AWS Event Driven Architecture Review
Purpose
Act as the AWS event-driven architecture reviewer who assumes imprecise event patterns, missing DLQs, and non-idempotent consumers will become expensive invisible failures.
When to use
Use this skill for:
- EventBridge, SQS, SNS, Step Functions, Pipes, event bus, event schema, or asynchronous workflow review
- event pattern precision, cross-account event bus policy, retry/DLQ, replay/archive, or global endpoint design
- duplicate processing, idempotency, poison messages, infinite loop, throttling, backlog, or event delivery latency investigation
- deciding between SQS, SNS, EventBridge, Step Functions, Lambda, and Pipes
Lean operating rules
- Prefer
AwsDocumentationMcpServerwhen available viauvx awslabs.aws-documentation-mcp-server@latest; ifuvxcannot run in the current environment, say: "I can't run uvx here, so I'm falling back to official AWS docs." Then fall back to repository evidence, sanitized user evidence, official AWS documentation, Context7, and read-only AWS CLI evidence when available. - Separate confirmed facts from inference. If state was not queried or shown, say so.
- Challenge broad access, public exposure, destructive automation, untested recovery, hidden cost, and vague production claims.
- Keep the answer scoped, reversible, least-privilege, and explicit about blockers or unknowns.

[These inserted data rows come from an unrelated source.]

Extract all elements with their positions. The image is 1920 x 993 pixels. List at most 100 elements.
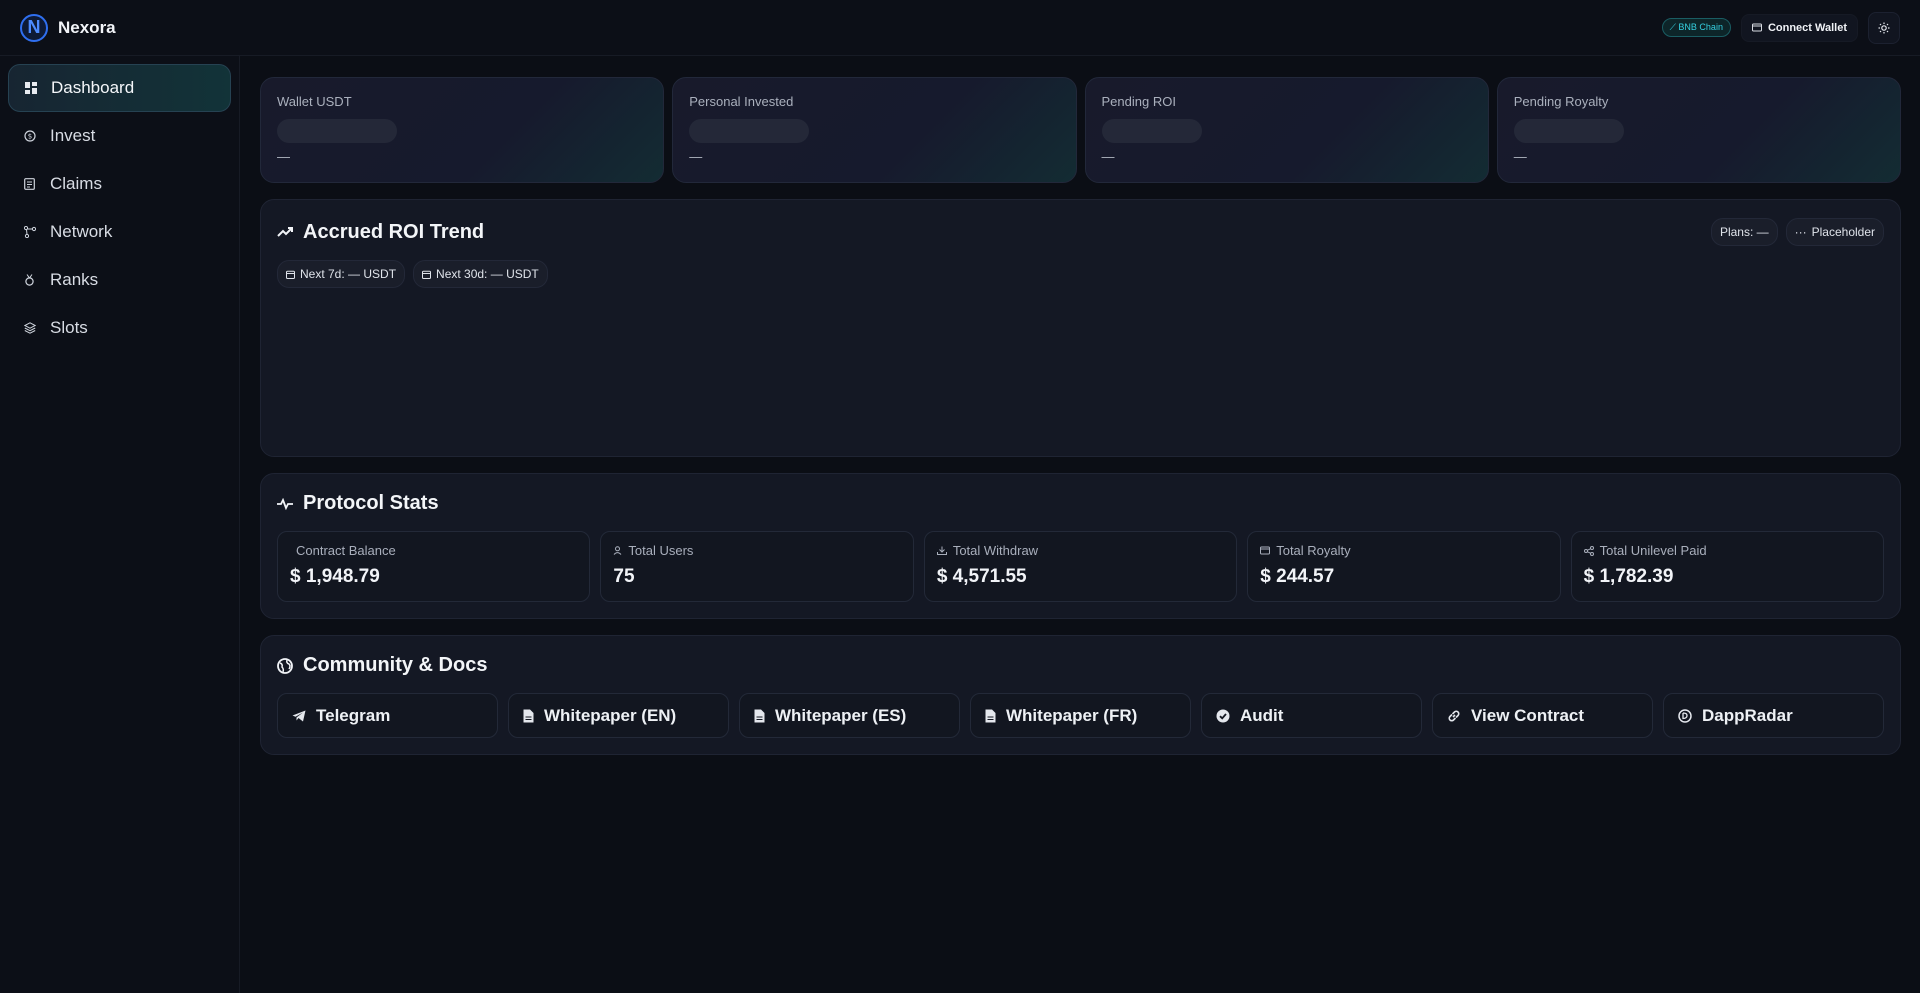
summary-card-value: — <box>277 149 290 164</box>
sidebar-item-ranks[interactable]: Ranks <box>8 256 231 304</box>
next-7d-label: Next 7d: — USDT <box>300 267 397 281</box>
receipt-icon <box>24 178 38 190</box>
roi-chart-area <box>261 288 1900 458</box>
sidebar-item-label: Network <box>50 222 113 241</box>
sidebar-item-invest[interactable]: $ Invest <box>8 112 231 160</box>
link-label: Whitepaper (EN) <box>544 705 677 725</box>
sidebar: Dashboard $ Invest Claims Network Ranks … <box>0 56 240 993</box>
sidebar-item-label: Ranks <box>50 270 99 289</box>
whitepaper-en-link-button[interactable]: Whitepaper (EN) <box>508 693 729 738</box>
connect-wallet-button[interactable]: Connect Wallet <box>1740 13 1858 42</box>
telegram-link-button[interactable]: Telegram <box>277 693 498 738</box>
stat-total-royalty: Total Royalty $ 244.57 <box>1247 531 1561 602</box>
stat-value: $ 244.57 <box>1260 566 1335 587</box>
chain-badge: ⟋ BNB Chain <box>1661 18 1731 37</box>
placeholder-pill[interactable]: ··· Placeholder <box>1785 218 1884 246</box>
connect-wallet-label: Connect Wallet <box>1767 21 1847 34</box>
stat-value: $ 4,571.55 <box>936 566 1027 587</box>
link-label: Whitepaper (ES) <box>775 705 907 725</box>
next-30d-label: Next 30d: — USDT <box>436 267 539 281</box>
loading-skeleton <box>277 119 397 143</box>
audit-link-button[interactable]: Audit <box>1201 693 1422 738</box>
grid-icon <box>25 82 39 94</box>
sidebar-item-label: Slots <box>50 318 88 337</box>
telegram-icon <box>292 710 306 722</box>
stat-value: 75 <box>613 566 635 587</box>
brand[interactable]: N Nexora <box>20 13 116 42</box>
plans-pill: Plans: — <box>1710 218 1778 246</box>
stat-label: Contract Balance <box>296 543 396 558</box>
loading-skeleton <box>689 119 810 143</box>
main-content: Wallet USDT — Personal Invested — Pendin… <box>260 77 1901 755</box>
summary-cards: Wallet USDT — Personal Invested — Pendin… <box>260 77 1901 183</box>
community-docs-panel: Community & Docs Telegram Whitepaper (EN… <box>260 635 1901 755</box>
summary-card-value: — <box>1513 149 1527 164</box>
chain-badge-label: BNB Chain <box>1678 22 1723 32</box>
user-icon <box>613 546 622 555</box>
stat-label: Total Royalty <box>1276 543 1351 558</box>
summary-card-value: — <box>689 149 703 164</box>
wallet-icon <box>1260 546 1271 555</box>
stat-contract-balance: Contract Balance $ 1,948.79 <box>277 531 591 602</box>
layers-icon <box>24 322 38 334</box>
stat-value: $ 1,782.39 <box>1583 566 1674 587</box>
link-label: Audit <box>1240 705 1284 725</box>
calendar-icon <box>286 270 295 279</box>
network-icon <box>24 226 38 238</box>
next-30d-chip: Next 30d: — USDT <box>413 260 548 288</box>
link-icon: ⟋ <box>1669 22 1676 32</box>
check-badge-icon <box>1216 709 1230 723</box>
summary-card-pending-roi: Pending ROI — <box>1084 77 1489 183</box>
whitepaper-es-link-button[interactable]: Whitepaper (ES) <box>739 693 960 738</box>
protocol-stats-panel: Protocol Stats Contract Balance $ 1,948.… <box>260 473 1901 619</box>
download-icon <box>936 546 947 555</box>
summary-card-wallet-usdt: Wallet USDT — <box>260 77 665 183</box>
activity-icon <box>277 497 293 510</box>
logo-icon: N <box>20 13 48 42</box>
summary-card-label: Personal Invested <box>689 94 794 109</box>
globe-icon <box>277 657 293 674</box>
stat-total-unilevel-paid: Total Unilevel Paid $ 1,782.39 <box>1570 531 1885 602</box>
link-label: View Contract <box>1471 705 1585 725</box>
view-contract-link-button[interactable]: View Contract <box>1432 693 1653 738</box>
more-icon: ··· <box>1794 225 1807 239</box>
summary-card-label: Pending ROI <box>1101 94 1176 109</box>
sidebar-item-dashboard[interactable]: Dashboard <box>8 64 231 112</box>
roi-trend-panel: Accrued ROI Trend Plans: — ··· Placehold… <box>260 199 1901 457</box>
summary-card-label: Pending Royalty <box>1513 94 1609 109</box>
brand-name: Nexora <box>58 17 116 37</box>
sidebar-item-label: Claims <box>50 174 102 193</box>
loading-skeleton <box>1101 119 1202 143</box>
wallet-icon <box>1751 23 1762 32</box>
sidebar-item-network[interactable]: Network <box>8 208 231 256</box>
sidebar-item-label: Dashboard <box>51 78 135 97</box>
next-7d-chip: Next 7d: — USDT <box>277 260 406 288</box>
stat-label: Total Withdraw <box>952 543 1039 558</box>
placeholder-pill-label: Placeholder <box>1811 225 1875 239</box>
trend-up-icon <box>277 226 293 238</box>
sidebar-item-slots[interactable]: Slots <box>8 304 231 352</box>
coin-icon: $ <box>24 130 38 142</box>
stat-label: Total Users <box>628 543 694 558</box>
summary-card-personal-invested: Personal Invested — <box>672 77 1077 183</box>
stat-value: $ 1,948.79 <box>290 566 380 587</box>
document-icon <box>754 709 765 723</box>
radar-icon <box>1678 708 1692 723</box>
theme-toggle-button[interactable] <box>1868 11 1900 44</box>
summary-card-pending-royalty: Pending Royalty — <box>1496 77 1901 183</box>
summary-card-value: — <box>1101 149 1115 164</box>
summary-card-label: Wallet USDT <box>277 94 352 109</box>
link-label: Whitepaper (FR) <box>1006 705 1138 725</box>
link-icon <box>1447 709 1461 723</box>
link-label: Telegram <box>316 705 391 725</box>
document-icon <box>985 709 996 723</box>
panel-title: Accrued ROI Trend <box>303 220 485 243</box>
dappradar-link-button[interactable]: DappRadar <box>1663 693 1884 738</box>
plans-pill-label: Plans: — <box>1719 225 1769 239</box>
sidebar-item-label: Invest <box>50 126 96 145</box>
whitepaper-fr-link-button[interactable]: Whitepaper (FR) <box>970 693 1191 738</box>
sun-icon <box>1878 22 1890 34</box>
stat-total-withdraw: Total Withdraw $ 4,571.55 <box>923 531 1238 602</box>
document-icon <box>523 709 534 723</box>
sidebar-item-claims[interactable]: Claims <box>8 160 231 208</box>
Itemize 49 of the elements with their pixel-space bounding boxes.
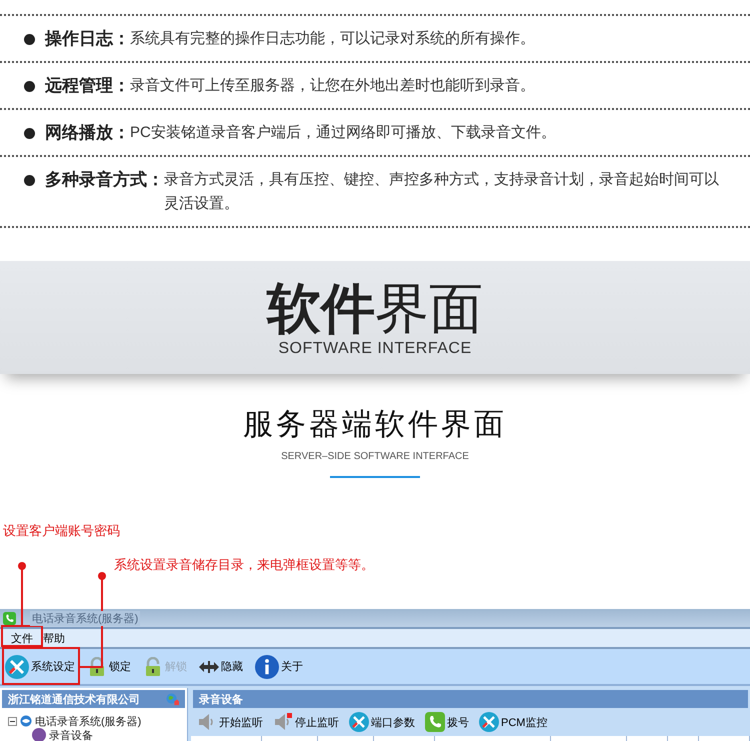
section-title: 服务器端软件界面	[243, 407, 507, 443]
banner-title: 软件界面	[267, 278, 483, 340]
bullet-icon	[24, 81, 35, 92]
panel-title: 浙江铭道通信技术有限公司	[8, 692, 140, 706]
globe-icon	[166, 692, 179, 706]
panel-title: 录音设备	[199, 692, 243, 706]
feature-description: 系统具有完整的操作日志功能，可以记录对系统的所有操作。	[130, 29, 535, 49]
feature-label: 网络播放：	[45, 122, 130, 144]
double-arrow-icon	[199, 660, 219, 672]
toolbar-button[interactable]: 隐藏	[199, 659, 243, 674]
toolbar-button[interactable]: 系统设定	[5, 654, 75, 678]
phone-icon	[425, 712, 445, 732]
toolbar-button[interactable]: 拨号	[425, 712, 469, 732]
feature-label: 远程管理：	[45, 75, 130, 97]
globe-icon	[20, 715, 32, 727]
annotation-text: 系统设置录音储存目录，来电弹框设置等等。	[114, 557, 374, 572]
bullet-icon	[24, 128, 35, 139]
toolbar-button[interactable]: 关于	[255, 654, 303, 678]
speaker-icon	[273, 712, 293, 732]
toolbar-button[interactable]: 停止监听	[273, 712, 339, 732]
feature-description: 录音文件可上传至服务器，让您在外地出差时也能听到录音。	[130, 76, 535, 96]
menu-item[interactable]: 文件	[8, 630, 36, 646]
bullet-icon	[24, 34, 35, 45]
toolbar-button[interactable]: 端口参数	[349, 712, 415, 732]
padlock-icon	[143, 656, 163, 676]
tools-icon	[479, 712, 499, 732]
banner-subtitle: SOFTWARE INTERFACE	[278, 340, 472, 358]
feature-description: PC安装铭道录音客户端后，通过网络即可播放、下载录音文件。	[130, 123, 556, 143]
tools-icon	[5, 654, 29, 678]
toolbar-button[interactable]: 开始监听	[197, 712, 263, 732]
device-icon	[32, 728, 46, 741]
toolbar-button[interactable]: PCM监控	[479, 712, 548, 732]
menu-item[interactable]: 帮助	[40, 630, 68, 646]
leader-line	[18, 562, 26, 625]
padlock-icon	[87, 656, 107, 676]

- Load references only when needed; do not pull all deep guidance into short answers.
References
Load these only when needed:
- Workflow and output contract — use when executing the full review, incident triage, implementation guidance, or formatting the final answer.
- Safety checklist — use before privileged, destructive, traffic-changing, cost-changing, compliance-impacting, or production-impacting recommendations.
- Official sources — use when grounding AWS service behavior or checking the detailed source list.
Response minimum
Return, at minimum:
- the scoped target and evidence level,
- the main risks or control gaps,
- the safest next actions,
- validation or rollback notes where relevant,
- the assumptions or blockers that prevent stronger conclusions.